Local construction companies have lent excavators but many volunteers are digging with household tools and whatever else they can find, said Red Cross spokesman Abu Bakarr Tarawallie.
"We fear there are no more survivors," he said. "All yesterday no one living was found."
Families were summoned to the central morgue on Wednesday to identify relatives, but many were unable to and officials were forced to proceed with the burial because the corpses were decomposing in the heat.
CONGO LANDSLIDE
Mudslides and floods are fairly common in rainy parts of Africa, and deforestation and poor town planning often contribute to the risk.

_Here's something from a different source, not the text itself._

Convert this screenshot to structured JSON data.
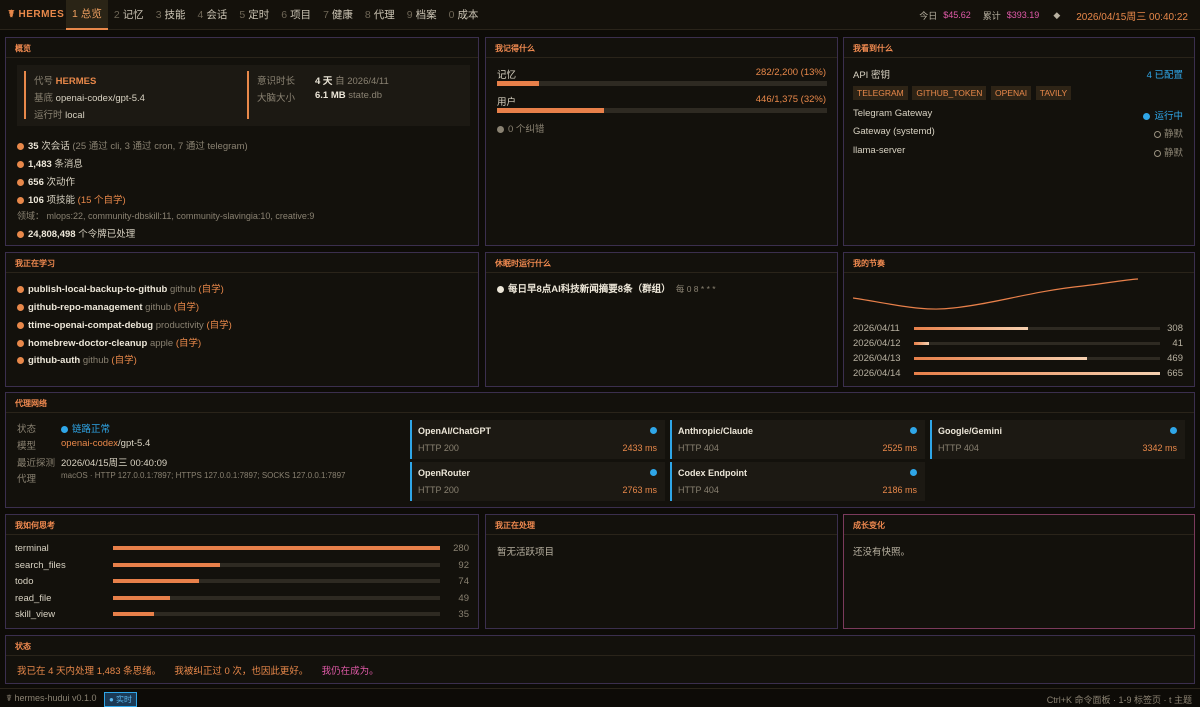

Forty people were killed in a landslide on Thursday in a fishing village in eastern Democratic Republic of Congo, said Pacifique Keta, the vice governor of Ituri province, adding that a search was under way for bodies buried in mud.
The exact cause of the disaster about 80 km (50 miles) from the city of Bunia was unclear, but seismic and volcanic activity have caused a number of landslides in the region in recent years.
Amnesty International said the Freetown disaster was in part due to government housing policies that had left hundreds living in informal settlements in flood-prone areas.
"While flooding is a natural disaster, the scale of the human tragedy in Freetown is, sadly, very much man-made," said Makmid Kamara, the rights group's deputy director of global issues.